The European Parliament has approved rules that cap intra-EU calls and create an alert system for emergencies

The price for cross-border mobile phone calls and messaging will now be capped
The price for cross-border mobile phone calls and messaging will now be capped

Cross-border EU calls will be capped at 19c per minute and text messages at 6c after MEPs approved rules that will also make superfast 5G networks possible by 2020.

The European Parliament on Wednesday confirmed the provisional agreement reached with the Council of Ministers in June.

The new rules will offer citizens high-speed connectivity and make calls secure and affordable within the EU, while providing the necessary predictability for telecom operators to boost investments in high-speed internet.

The Roam Like at Home policy put an end to roaming fees in 2017. The new legislation caps calls to another EU country. The capping mechanism will come into force on 15 May, 2019.

The rules protect smartphone users better, including users of web-based services like Skype and WhatsApp, and strengthens security requirements, including encryption.

Mobile phone users will have the right to retain a telephone number for up to one month after a contract has terminated and the right to a refund of unused pre-paid credit upon contract termination, as well as compensation in the case of delay in or abuse of switching.

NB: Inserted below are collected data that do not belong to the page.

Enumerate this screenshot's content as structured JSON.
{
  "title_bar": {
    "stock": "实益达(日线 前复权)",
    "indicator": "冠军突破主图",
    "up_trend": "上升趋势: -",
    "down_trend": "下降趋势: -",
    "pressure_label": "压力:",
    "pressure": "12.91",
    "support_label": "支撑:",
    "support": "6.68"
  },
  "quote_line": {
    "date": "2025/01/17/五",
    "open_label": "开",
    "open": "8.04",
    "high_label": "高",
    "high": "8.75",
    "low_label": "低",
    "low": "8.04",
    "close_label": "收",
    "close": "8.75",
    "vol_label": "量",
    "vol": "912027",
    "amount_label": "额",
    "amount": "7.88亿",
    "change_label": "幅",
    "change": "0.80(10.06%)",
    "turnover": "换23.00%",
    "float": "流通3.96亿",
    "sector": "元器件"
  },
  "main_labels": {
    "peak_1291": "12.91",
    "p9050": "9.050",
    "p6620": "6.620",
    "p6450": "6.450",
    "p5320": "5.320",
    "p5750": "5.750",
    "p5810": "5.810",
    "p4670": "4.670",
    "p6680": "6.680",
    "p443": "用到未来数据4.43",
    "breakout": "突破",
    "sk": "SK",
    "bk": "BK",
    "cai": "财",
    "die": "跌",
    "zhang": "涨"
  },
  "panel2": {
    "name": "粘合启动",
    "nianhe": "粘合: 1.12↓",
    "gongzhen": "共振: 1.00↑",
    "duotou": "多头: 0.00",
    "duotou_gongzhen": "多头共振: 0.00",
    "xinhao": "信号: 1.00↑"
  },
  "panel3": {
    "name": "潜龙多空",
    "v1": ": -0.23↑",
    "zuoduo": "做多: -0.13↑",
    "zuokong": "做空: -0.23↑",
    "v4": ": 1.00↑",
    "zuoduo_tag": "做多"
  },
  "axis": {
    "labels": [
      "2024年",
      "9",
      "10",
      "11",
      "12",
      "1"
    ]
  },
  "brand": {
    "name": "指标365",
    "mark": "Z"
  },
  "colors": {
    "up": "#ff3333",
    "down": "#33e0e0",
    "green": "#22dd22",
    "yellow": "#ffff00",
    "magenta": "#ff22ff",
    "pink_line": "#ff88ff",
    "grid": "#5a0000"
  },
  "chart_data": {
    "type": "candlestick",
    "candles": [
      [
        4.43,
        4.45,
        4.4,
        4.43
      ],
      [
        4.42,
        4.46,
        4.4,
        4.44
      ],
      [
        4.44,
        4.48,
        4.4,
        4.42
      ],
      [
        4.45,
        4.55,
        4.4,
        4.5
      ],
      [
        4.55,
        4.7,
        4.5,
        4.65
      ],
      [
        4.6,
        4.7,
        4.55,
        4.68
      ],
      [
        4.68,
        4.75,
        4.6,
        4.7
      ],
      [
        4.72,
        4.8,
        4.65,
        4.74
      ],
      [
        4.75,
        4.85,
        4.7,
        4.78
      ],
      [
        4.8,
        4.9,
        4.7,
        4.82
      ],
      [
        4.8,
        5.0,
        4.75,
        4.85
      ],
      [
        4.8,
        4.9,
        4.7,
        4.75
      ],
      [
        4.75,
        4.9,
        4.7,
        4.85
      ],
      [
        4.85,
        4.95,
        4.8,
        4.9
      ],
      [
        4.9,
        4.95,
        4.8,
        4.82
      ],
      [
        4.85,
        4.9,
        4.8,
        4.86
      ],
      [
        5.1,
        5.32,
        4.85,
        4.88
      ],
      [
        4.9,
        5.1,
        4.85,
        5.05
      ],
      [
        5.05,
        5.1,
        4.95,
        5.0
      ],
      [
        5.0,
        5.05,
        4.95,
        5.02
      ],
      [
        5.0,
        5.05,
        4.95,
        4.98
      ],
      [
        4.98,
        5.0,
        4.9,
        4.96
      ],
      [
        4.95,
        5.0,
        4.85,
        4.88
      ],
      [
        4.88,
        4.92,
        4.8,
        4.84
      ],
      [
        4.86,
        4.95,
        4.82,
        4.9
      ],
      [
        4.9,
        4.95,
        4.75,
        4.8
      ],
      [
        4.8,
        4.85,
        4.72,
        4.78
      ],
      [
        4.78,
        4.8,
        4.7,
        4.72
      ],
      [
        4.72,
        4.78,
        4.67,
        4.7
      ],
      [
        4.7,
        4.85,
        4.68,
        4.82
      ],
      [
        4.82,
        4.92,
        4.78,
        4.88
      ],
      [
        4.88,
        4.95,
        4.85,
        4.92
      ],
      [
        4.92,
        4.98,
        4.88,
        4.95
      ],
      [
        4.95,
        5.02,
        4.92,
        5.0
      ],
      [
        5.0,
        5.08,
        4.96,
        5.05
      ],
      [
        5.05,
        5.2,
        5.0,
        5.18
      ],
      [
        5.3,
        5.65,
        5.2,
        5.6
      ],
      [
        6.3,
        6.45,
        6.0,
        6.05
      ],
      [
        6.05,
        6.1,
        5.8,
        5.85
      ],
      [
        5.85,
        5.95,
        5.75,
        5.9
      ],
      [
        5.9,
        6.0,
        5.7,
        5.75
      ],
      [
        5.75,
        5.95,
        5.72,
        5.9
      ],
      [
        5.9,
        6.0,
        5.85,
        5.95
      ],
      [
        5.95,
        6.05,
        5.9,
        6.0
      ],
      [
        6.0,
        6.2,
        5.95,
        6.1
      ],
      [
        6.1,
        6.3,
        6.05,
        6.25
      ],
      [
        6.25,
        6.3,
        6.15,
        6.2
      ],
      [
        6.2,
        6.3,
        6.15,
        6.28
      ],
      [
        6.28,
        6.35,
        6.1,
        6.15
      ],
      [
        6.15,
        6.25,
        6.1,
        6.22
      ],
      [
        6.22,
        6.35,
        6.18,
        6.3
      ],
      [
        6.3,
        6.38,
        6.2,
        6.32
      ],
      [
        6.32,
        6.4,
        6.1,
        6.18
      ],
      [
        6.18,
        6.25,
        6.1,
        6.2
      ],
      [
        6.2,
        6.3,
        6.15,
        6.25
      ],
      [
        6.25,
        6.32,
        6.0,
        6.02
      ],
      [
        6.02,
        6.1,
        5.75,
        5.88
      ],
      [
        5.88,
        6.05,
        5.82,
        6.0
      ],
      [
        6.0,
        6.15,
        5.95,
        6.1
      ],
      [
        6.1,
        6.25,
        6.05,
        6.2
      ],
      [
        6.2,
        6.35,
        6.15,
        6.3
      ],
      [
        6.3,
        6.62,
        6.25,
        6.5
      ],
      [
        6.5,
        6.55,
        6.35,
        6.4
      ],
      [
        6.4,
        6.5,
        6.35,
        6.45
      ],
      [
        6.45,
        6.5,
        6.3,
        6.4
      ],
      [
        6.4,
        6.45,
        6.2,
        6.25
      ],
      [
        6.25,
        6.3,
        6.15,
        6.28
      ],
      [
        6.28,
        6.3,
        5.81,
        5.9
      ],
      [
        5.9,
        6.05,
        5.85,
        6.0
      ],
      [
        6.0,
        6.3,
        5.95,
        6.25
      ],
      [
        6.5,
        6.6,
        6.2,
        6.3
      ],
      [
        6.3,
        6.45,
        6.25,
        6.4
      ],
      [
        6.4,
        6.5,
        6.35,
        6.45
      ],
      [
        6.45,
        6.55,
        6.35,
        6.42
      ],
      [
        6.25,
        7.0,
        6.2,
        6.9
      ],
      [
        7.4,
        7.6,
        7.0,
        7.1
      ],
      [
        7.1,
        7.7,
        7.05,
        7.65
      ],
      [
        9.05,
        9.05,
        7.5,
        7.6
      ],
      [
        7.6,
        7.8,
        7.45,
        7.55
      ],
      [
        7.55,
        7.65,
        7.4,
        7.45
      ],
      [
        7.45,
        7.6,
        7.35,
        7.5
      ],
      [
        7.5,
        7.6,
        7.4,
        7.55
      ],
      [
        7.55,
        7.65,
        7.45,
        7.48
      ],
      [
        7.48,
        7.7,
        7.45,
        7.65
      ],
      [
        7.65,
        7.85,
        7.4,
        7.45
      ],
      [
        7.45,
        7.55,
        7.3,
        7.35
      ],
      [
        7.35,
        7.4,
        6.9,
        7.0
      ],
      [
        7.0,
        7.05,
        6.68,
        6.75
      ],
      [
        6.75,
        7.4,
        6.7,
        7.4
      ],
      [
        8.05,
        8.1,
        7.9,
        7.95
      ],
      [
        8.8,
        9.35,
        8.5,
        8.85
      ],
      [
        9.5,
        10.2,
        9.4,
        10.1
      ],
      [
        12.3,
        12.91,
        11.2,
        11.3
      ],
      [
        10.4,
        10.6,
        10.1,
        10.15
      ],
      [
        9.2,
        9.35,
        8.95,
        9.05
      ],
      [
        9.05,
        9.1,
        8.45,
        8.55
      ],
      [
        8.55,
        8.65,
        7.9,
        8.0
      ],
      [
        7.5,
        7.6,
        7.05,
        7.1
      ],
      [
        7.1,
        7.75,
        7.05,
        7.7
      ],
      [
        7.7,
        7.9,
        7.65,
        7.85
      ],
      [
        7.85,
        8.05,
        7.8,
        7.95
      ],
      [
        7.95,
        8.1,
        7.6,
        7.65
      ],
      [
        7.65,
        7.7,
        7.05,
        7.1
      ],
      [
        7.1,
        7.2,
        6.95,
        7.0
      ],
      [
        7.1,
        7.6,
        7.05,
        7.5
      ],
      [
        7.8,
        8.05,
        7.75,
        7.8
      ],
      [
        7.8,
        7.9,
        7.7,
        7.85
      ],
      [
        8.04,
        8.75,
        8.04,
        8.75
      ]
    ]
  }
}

Member states will have to facilitate the rollout of 5G, by making suitable spectrum available by 2020.

MEPs also voted for the creation of a ‘reverse 112’ system through which citizens across the EU would be alerted by SMS or mobile apps in the case of a major emergency or disaster. Member states will have 42 months to the system in place.

Labour MEP Marlene Mizzi said she was proud of having pushed pushed for the finalisation of this legislation as shadow rapporteur for the S&D.

She said the new rules would provide citizens with tangible benefits. 

Nationalist MEP Francis Zammit Dimech also welcomed the decision, insisting that it would also open the door to more investment in the mobile telephony sector.